It’s a new year and already a lot has been happening throughout the parish. The past few storms with heavy winds and rain have taken their toll on the roof of the garage. You may have stepped over a few of the tiles that flew off on your way to church! That roof was already old and showing signs of needing replacement. So, in the next few weeks the roof will be replaced.
The decorations for Christmas have been put away and we have returned to Ordinary Time in the Church’s liturgical calendar. For the next few weeks, we will hear about our Lord’s first acts. As I mentioned in my homily last weekend, we call this time “ordinary” because our Lord’s acts, teachings, miracles and parables characterize the ordinary life of the Christian. We might take those things for granted, but what we consider ordinary is truly remarkable in comparison to the ordinary lives of everyone around us. For example, our ordinary lives as Christians includes: hearing life saving truths every week in the scriptures, the ability to pray to God who will hear and answer those prayers, the reception of supernatural grace that raises our natural abilities, (at least) once a week we can receive Jesus Christ in the Eucharist, and finally the prospect of life after death. Because of our faith we do not live boring lives.

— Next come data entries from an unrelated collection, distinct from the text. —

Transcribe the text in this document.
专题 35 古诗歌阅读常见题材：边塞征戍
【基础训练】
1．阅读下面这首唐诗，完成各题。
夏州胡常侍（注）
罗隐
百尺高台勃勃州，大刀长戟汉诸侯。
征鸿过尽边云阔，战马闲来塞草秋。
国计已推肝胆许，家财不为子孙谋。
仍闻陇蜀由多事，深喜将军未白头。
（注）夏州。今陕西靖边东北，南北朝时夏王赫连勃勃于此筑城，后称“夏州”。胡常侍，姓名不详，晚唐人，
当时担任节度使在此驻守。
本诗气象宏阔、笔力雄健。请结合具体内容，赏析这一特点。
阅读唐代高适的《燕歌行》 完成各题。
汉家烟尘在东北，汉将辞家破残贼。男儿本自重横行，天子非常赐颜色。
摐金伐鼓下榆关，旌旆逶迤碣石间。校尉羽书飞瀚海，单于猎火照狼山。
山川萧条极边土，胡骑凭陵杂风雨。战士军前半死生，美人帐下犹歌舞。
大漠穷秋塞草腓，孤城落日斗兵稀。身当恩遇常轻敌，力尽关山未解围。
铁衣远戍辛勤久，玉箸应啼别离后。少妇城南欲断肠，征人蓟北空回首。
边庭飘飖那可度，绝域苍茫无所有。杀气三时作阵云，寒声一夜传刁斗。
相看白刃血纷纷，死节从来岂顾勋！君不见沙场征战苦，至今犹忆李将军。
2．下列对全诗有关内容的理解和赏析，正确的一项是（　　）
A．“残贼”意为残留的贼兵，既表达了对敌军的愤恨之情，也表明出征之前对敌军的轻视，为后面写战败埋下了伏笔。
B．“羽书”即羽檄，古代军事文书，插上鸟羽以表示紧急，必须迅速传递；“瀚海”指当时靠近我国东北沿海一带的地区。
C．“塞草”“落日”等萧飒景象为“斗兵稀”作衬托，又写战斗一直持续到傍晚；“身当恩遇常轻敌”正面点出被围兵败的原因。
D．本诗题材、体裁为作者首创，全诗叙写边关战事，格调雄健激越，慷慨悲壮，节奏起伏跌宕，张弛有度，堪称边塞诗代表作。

The philosopher Charles Taylor coined a phrase: “buffered self.” The buffered self is a way of life in which there is nothing supernatural, transcendent, or mystical that can be experienced or thought. For a person who is buffered, the world around them consists merely in material realities. Atheists and agnostics would fall into this category, but also some versions of “spiritual but not religious” people. The growing category of “nones,” that is, people who have no religious belief could fall under Taylor’s category as well. For such people, ideas such as God becoming one of us, experiencing a miracle, life after death, or God exists would not be entertained. They cut themselves off (or buffer themselves) from supernatural realities. Likewise the search for happiness is limited to the goods of this life and comes to an end at death.
As Catholics we do not live as buffered selves. The world around us consists of so much more than mere limited material appearances. Our ordinary, everyday existence is quite remarkable.